Zhang Tiantian, Lin Zichuan, Wang Yuxing, Ye Deheng, Fu Qiang, Yang Wei, Wang Xueqian, Liang Bin, Yuan Bo, Li Xiu
IEEE Trans Neural Netw Learn Syst. 2024 Oct;35(10):14588-14602. doi: 10.1109/TNNLS.2023.3280085. Epub 2024 Oct 7.
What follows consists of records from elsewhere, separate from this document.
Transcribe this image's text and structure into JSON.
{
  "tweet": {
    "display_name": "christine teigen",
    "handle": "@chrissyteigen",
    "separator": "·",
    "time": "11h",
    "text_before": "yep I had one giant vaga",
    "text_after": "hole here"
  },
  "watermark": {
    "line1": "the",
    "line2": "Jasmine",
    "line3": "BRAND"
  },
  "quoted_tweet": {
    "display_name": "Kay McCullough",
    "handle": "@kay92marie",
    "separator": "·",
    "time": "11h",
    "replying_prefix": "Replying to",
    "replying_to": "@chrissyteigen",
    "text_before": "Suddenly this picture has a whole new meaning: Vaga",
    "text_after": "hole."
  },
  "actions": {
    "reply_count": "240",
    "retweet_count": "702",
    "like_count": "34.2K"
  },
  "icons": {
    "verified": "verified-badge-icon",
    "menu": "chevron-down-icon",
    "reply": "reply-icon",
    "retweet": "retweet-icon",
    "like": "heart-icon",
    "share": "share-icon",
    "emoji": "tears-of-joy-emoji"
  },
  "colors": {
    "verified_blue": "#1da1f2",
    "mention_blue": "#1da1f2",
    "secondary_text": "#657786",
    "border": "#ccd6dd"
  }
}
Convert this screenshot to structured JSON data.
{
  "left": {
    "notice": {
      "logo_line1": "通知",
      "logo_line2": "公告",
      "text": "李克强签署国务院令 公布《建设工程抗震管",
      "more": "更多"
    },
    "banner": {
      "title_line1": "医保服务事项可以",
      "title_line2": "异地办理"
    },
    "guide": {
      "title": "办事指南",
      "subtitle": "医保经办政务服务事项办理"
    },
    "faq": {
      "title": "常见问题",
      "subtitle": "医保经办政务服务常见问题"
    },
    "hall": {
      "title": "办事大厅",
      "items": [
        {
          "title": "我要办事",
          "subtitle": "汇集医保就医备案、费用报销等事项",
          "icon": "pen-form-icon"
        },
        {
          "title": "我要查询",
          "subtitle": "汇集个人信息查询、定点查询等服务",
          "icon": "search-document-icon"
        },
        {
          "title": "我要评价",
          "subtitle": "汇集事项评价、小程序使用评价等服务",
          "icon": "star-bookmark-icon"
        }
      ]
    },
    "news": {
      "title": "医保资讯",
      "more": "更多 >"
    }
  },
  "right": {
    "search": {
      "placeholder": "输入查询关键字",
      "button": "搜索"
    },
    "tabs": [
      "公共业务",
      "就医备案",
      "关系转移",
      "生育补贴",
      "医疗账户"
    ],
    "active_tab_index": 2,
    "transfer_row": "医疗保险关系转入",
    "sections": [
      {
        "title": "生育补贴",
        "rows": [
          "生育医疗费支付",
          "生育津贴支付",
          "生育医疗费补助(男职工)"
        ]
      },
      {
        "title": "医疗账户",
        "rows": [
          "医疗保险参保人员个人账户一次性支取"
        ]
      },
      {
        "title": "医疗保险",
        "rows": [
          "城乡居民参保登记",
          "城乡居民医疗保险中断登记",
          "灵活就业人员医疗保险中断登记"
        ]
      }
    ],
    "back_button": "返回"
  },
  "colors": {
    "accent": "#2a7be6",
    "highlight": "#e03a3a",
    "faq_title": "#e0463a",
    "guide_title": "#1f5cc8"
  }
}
A key challenge of continual reinforcement learning (CRL) in dynamic environments is to promptly adapt the reinforcement learning (RL) agent's behavior as the environment changes over its lifetime while minimizing the catastrophic forgetting of the learned information. To address this challenge, in this article, we propose DaCoRL, that is, dynamics-adaptive continual RL. DaCoRL learns a context-conditioned policy using progressive contextualization, which incrementally clusters a stream of stationary tasks in the dynamic environment into a series of contexts and opts for an expandable multihead neural network to approximate the policy. Specifically, we define a set of tasks with similar dynamics as an environmental context and formalize context inference as a procedure of online Bayesian infinite Gaussian mixture clustering on environment features, resorting to online Bayesian inference to infer the posterior distribution over contexts. Under the assumption of a Chinese restaurant process (CRP) prior, this technique can accurately classify the current task as a previously seen context or instantiate a new context as needed without relying on any external indicator to signal environmental changes in advance. Furthermore, we employ an expandable multihead neural network whose output layer is synchronously expanded with the newly instantiated context and a knowledge distillation regularization term for retaining the performance on learned tasks. As a general framework that can be coupled with various deep RL algorithms, DaCoRL features consistent superiority over existing methods in terms of stability, overall performance, and generalization ability, as verified by extensive experiments on several robot navigation and MuJoCo locomotion tasks.
动态环境中持续强化学习(CRL)的一个关键挑战是,随着环境在其生命周期内发生变化,要及时调整强化学习(RL)智能体的行为,同时尽量减少对所学信息的灾难性遗忘。为应对这一挑战,在本文中,我们提出了DaCoRL,即动态自适应持续强化学习。DaCoRL使用渐进式情境化学习上下文条件策略,它将动态环境中一系列平稳任务逐步聚类为一系列上下文,并选择一个可扩展的多头神经网络来近似该策略。具体来说,我们将具有相似动态的一组任务定义为一个环境上下文,并将上下文推理形式化为基于环境特征的在线贝叶斯无限高斯混合聚类过程,借助在线贝叶斯推理来推断上下文的后验分布。在中餐厅过程(CRP)先验的假设下,该技术可以将当前任务准确分类为先前见过的上下文,或者根据需要实例化一个新的上下文,而无需依赖任何外部指标来提前指示环境变化。此外,我们采用一个可扩展的多头神经网络,其输出层与新实例化的上下文同步扩展,并使用一个知识蒸馏正则化项来保持在已学任务上的性能。作为一个可以与各种深度强化学习算法相结合的通用框架,通过在多个机器人导航和MuJoCo运动任务上的大量实验验证,DaCoRL在稳定性、整体性能和泛化能力方面比现有方法具有持续的优势。